Another powerful and useful method to add to texture mapping is bump mapping. You saw this briefly in the 3D Paint tutorial, and now you'll take it one step further. This kind of map does not change the geometry in any way, but it tweaks the way the surface responds to lighting to give the impression of bumpiness based on an applied map. Only the luminance of the applied bump image is used to create the bump effect, so grayscale images are the norm for bump maps. A middle gray is considered flat, lighter areas are higher, and darker areas are lower. In areas where the bump map's brightness is changing, the surface looks like it's bumpy. Because the bump effect breaks down when you view a surface in profile, you can't use bump mapping to simulate large features; for example, you can't bump map a nose, but you can bump map pores on a nose. However, for many surfaces bump mapping is perfect—fabrics, craggy surfaces, wood grain, even metal vents, provided the camera doesn't get too close.
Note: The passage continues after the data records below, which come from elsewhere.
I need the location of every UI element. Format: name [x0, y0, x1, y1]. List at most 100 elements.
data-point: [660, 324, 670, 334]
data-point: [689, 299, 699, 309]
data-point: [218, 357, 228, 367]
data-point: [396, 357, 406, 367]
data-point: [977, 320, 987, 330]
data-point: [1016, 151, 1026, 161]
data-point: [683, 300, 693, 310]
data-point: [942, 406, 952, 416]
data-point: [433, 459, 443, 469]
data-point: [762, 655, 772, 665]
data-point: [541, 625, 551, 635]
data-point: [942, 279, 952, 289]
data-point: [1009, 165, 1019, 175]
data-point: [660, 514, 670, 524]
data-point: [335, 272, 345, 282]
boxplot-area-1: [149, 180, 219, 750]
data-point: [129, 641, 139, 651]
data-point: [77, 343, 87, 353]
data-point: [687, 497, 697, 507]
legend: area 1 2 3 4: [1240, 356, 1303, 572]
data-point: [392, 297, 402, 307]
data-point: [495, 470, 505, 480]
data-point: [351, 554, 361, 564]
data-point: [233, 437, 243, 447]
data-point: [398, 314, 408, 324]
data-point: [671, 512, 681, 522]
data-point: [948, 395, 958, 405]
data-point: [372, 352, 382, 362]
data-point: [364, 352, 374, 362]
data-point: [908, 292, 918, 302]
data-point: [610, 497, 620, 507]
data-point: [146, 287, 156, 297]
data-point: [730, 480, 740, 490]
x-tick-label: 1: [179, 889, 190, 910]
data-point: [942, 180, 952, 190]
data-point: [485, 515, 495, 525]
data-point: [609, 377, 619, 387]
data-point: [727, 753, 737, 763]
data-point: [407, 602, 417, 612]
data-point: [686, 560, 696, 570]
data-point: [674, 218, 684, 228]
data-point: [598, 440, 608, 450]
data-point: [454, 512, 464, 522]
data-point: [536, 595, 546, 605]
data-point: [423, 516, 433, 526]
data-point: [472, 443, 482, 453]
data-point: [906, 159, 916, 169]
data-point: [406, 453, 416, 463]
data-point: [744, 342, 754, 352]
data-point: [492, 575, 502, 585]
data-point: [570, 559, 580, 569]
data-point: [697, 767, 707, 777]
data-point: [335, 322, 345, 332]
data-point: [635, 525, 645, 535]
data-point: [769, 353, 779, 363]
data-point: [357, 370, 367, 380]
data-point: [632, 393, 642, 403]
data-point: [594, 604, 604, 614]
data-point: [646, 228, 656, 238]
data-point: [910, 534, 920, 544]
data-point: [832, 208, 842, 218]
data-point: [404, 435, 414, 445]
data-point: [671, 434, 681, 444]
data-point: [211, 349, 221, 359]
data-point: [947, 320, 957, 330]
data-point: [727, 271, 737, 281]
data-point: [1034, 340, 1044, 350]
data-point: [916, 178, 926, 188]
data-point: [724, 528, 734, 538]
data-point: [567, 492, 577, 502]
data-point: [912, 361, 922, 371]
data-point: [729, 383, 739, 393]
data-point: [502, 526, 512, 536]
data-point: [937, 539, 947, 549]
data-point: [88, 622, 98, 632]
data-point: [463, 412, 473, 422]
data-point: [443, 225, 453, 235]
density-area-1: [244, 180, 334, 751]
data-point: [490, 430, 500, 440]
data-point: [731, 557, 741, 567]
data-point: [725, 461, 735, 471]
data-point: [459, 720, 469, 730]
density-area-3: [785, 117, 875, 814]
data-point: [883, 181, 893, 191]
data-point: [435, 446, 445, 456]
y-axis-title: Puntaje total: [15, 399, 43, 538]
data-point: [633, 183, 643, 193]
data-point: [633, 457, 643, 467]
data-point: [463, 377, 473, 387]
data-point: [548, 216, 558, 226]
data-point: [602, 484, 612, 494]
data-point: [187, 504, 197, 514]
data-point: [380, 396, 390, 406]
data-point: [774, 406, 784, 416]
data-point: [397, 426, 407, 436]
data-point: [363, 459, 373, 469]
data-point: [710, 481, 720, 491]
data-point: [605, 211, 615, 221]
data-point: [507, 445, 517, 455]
Coordinating Texture and Bump Mapping

When you combine texture mapping and bump mapping artfully, you can get an extraordinary amount of detail from even fairly simple models. Artists often create these maps in a paint program, and carefully match the placement of the bump effects in the grayscale bump map to the corresponding colored areas in the color texture map. Maya uses the bump map's luminance to set the “height,” with white being all the way “out” and black being all the way “in.” If you try to use an image as its own bump map, it rarely works; the shiny areas appear as large bumps and darker areas that protrude look recessed. It's important to keep bump maps slightly soft; ultra-high–contrast black-on-white images don't work as well as softer images with gradations between the extremes.